Текст книги "Родник Олафа"
Автор книги: Олег Ермаков
Жанр: Историческая литература, Современная проза
Возрастные ограничения: +18
сообщить о неприемлемом содержимом
Текущая страница: 10 (всего у книги 29 страниц) [доступный отрывок для чтения: 10 страниц]
11
На следующий день Степка сразу спросил у Сычонка: верно ли бают, что в монастыре, в порубе, оборотень Арефинский сидит? Сычонок кивнул.
– Мамка не хотела пущать, как проведала, – сказал Чубарый, прищуривая то один глаз, то другой, словно прицениваясь к чему-то. – На то ответствовал ей: да бо святая обитель, а мнихи – вои супротив всякой нечисти. Не аще[220]220
Здесь: разве.
[Закрыть]? А она: кобь сотворит, обернесся мышкой али ишшо какой зверушкой. – Степка радостно заржал на весь монастырь. – Степку Чубарого?! – Он ударил себя в грудь. – В мышку?! А-ха-ха-ха-ха!.. Вышло чудо из печуры! Прошает царя растопыря: а иде Марья Хохловна?
На них стали оглядываться монахи и работники.
– Слыхал тое? А? Знашь? То мышь у таракана прошает, иде кошка! А-ха-ха! Аз есмь мышь, а ты – таракан-молчун. Ну, иде тута у вас Марья Хохловна? Четыре четырки, две растопырки, один вертун да два яхонта!
И чего разошелся, жеребец чубарый.
Поутишив гогот, Чубарый притянул Сычонка за рукав, зашептал:
– А ён каков? С шерстью? Глазы горят?
Сычонок пожимал плечами.
– Не видал? – разочарованно спросил Степка. – Тю-у-у… А бают, что вчёрашний тать самый истый по чести мужик, работник спорый, а вишь, как его повело, и то – оборотня проделка. Ишшо бают: загорелась одрина на Рачевке, едва затушили, уж огнь перекидывался на соседей, да с молитвой инок поспел, там тож монастырь. И то бысть по наговору оборотня. Но ишшо было: собаку разодранную на мосту чрез ров нашли.

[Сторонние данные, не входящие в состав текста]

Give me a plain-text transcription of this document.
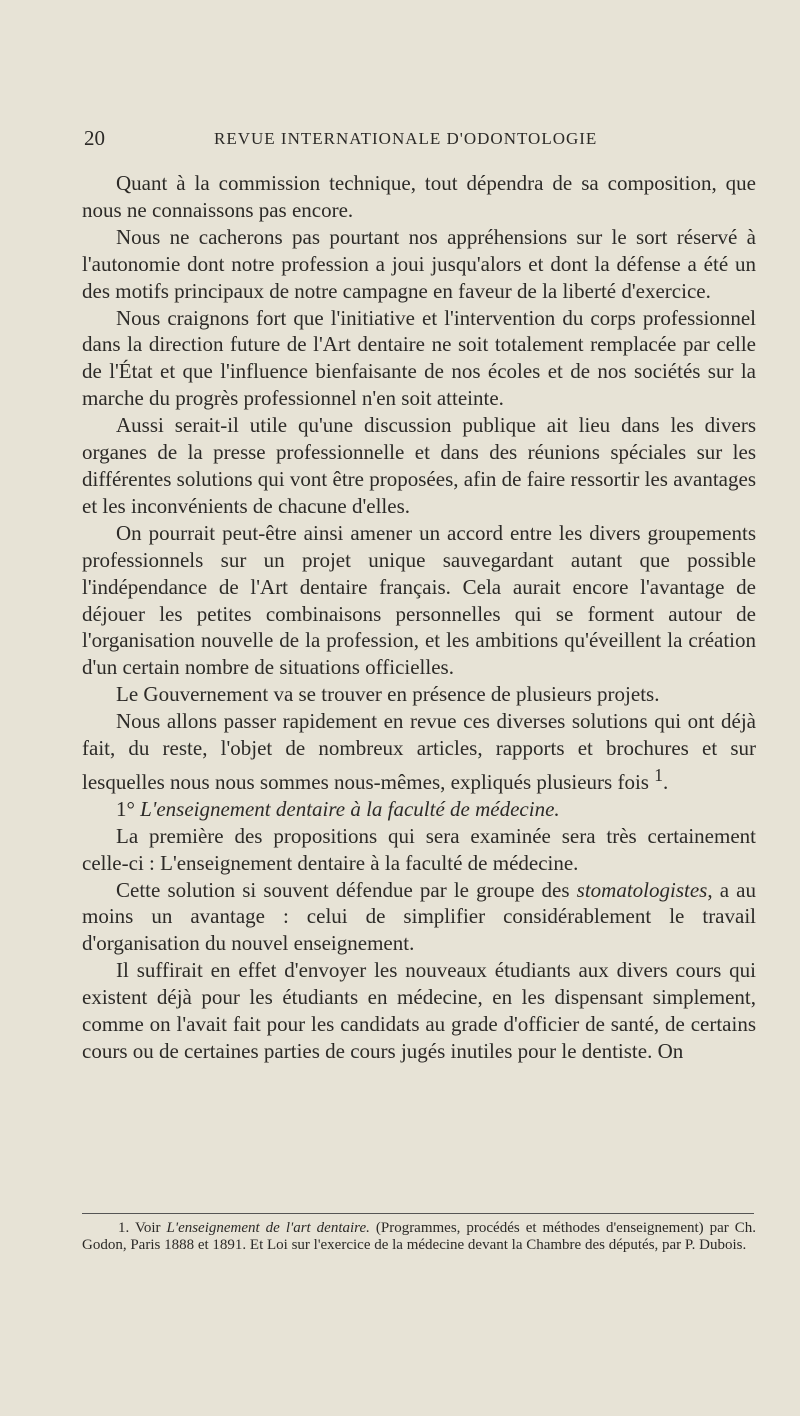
20	REVUE INTERNATIONALE D'ODONTOLOGIE

Quant à la commission technique, tout dépendra de sa composition, que nous ne connaissons pas encore.

Nous ne cacherons pas pourtant nos appréhensions sur le sort réservé à l'autonomie dont notre profession a joui jusqu'alors et dont la défense a été un des motifs principaux de notre campagne en faveur de la liberté d'exercice.

Nous craignons fort que l'initiative et l'intervention du corps professionnel dans la direction future de l'Art dentaire ne soit totalement remplacée par celle de l'État et que l'influence bienfaisante de nos écoles et de nos sociétés sur la marche du progrès professionnel n'en soit atteinte.

Aussi serait-il utile qu'une discussion publique ait lieu dans les divers organes de la presse professionnelle et dans des réunions spéciales sur les différentes solutions qui vont être proposées, afin de faire ressortir les avantages et les inconvénients de chacune d'elles.

On pourrait peut-être ainsi amener un accord entre les divers groupements professionnels sur un projet unique sauvegardant autant que possible l'indépendance de l'Art dentaire français. Cela aurait encore l'avantage de déjouer les petites combinaisons personnelles qui se forment autour de l'organisation nouvelle de la profession, et les ambitions qu'éveillent la création d'un certain nombre de situations officielles.

Le Gouvernement va se trouver en présence de plusieurs projets.

Nous allons passer rapidement en revue ces diverses solutions qui ont déjà fait, du reste, l'objet de nombreux articles, rapports et brochures et sur lesquelles nous nous sommes nous-mêmes, expliqués plusieurs fois $^1$.

1° L'enseignement dentaire à la faculté de médecine.

La première des propositions qui sera examinée sera très certainement celle-ci : L'enseignement dentaire à la faculté de médecine.

Cette solution si souvent défendue par le groupe des stomatologistes, a au moins un avantage : celui de simplifier considérablement le travail d'organisation du nouvel enseignement.

Il suffirait en effet d'envoyer les nouveaux étudiants aux divers cours qui existent déjà pour les étudiants en médecine, en les dispensant simplement, comme on l'avait fait pour les candidats au grade d'officier de santé, de certains cours ou de certaines parties de cours jugés inutiles pour le dentiste. On

1. Voir L'enseignement de l'art dentaire. (Programmes, procédés et méthodes d'enseignement) par Ch. Godon, Paris 1888 et 1891. Et Loi sur l'exercice de la médecine devant la Chambre des députés, par P. Dubois.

И то, бают, сам оборотень содеял.
Сычонок просмеялся. Показал, что собаку могли задрать такие же собаки.
– Ни! – воскликнул Степка, мотая своим чубом, торчащим из-под шапки. – Ты што ль дрыхнешь, яко луна выкатывается-то? Не видал? Полная, круглая, гладкая… аки… аки… жопа попадьи! – выпалил Степка и заржал.
Тут уже увидел их Заяц, прикрикнул баском на Степку:
– Эй, малец-жеребец, а хватит-ка брюхо надрывать, давай за работу.

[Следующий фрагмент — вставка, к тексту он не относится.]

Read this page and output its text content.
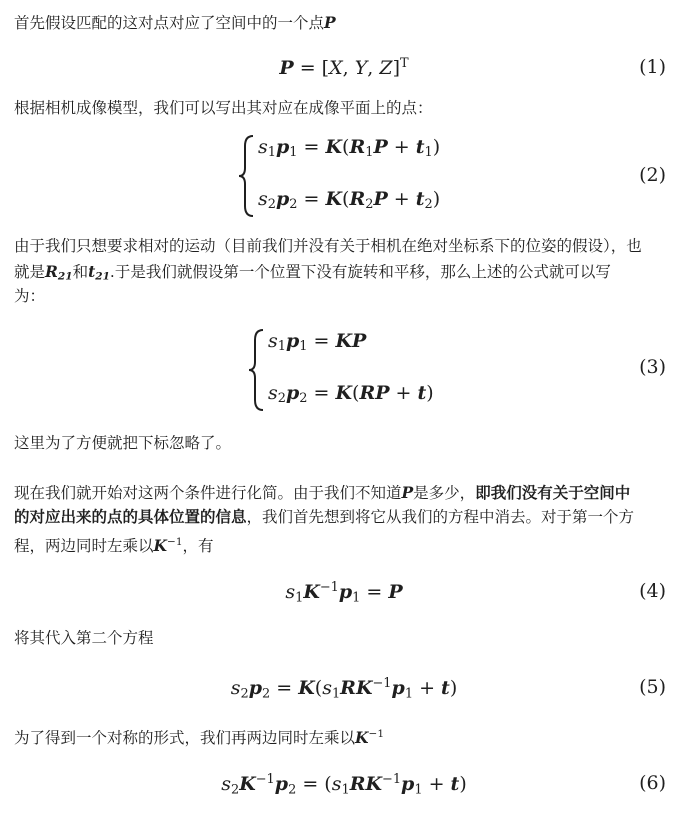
首先假设匹配的这对点对应了空间中的一个点P

P = [X, Y, Z]$^T$	(1)

根据相机成像模型，我们可以写出其对应在成像平面上的点：

$s_1p_1 = K(R_1P + t_1)$
$s_2p_2 = K(R_2P + t_2)$
(2)

由于我们只想要求相对的运动（目前我们并没有关于相机在绝对坐标系下的位姿的假设），也

就是$R_{21}$和$t_{21}$.于是我们就假设第一个位置下没有旋转和平移，那么上述的公式就可以写

为：

$s_1p_1$ = KP
$s_2p_2 = K(RP + t)$
(3)

这里为了方便就把下标忽略了。

现在我们就开始对这两个条件进行化简。由于我们不知道P是多少，即我们没有关于空间中

的对应出来的点的具体位置的信息，我们首先想到将它从我们的方程中消去。对于第一个方

程，两边同时左乘以$K^{-1}$，有

$s_1K^{-1}p_1 = P$	(4)

将其代入第二个方程

$s_2p_2 = K(s_1RK^{-1}p_1 + t)$	(5)

为了得到一个对称的形式，我们再两边同时左乘以$K^{-1}$

$s_2K^{-1}p_2 = (s_1RK^{-1}p_1 + t)$	(6)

И Сычонок тоже взялся доски таскать к стенам.
Мужики на веревках обвисли вокруг храма, сдирали доски, вниз бросали с грохотом. Вдруг Сычонок наткнулся на знакомое лицо: курчавый мужик с ремешком вкруг волос… Он и сразу припомнил его имя: Треня Ус. Ковач. Пошарил глазами и сына его нашел. Значит, и они сюда пришли на заработок. А почему же свое дело оставили?
Треня Ус тоже Сычонка узнал, окликнул своего сына:
– Глянь, Дружинко, старый убогый отрок. Здорова!
Сычонок кивнул ему, потом и его сыну.
– А ты в обнове, – сказал ковач. – Отцы святые приютили, выходит дело.
Сычонок кивнул снова.
– Вота оно яко обернулося, – продолжал ковач. – Теперь мы к тебе за сугревом. Без хлебушка-то озноб брюхо пробирает. А нашу кузню-то погромили… – Ковач тряхнул кудрявой головой. – Вон яко бывает.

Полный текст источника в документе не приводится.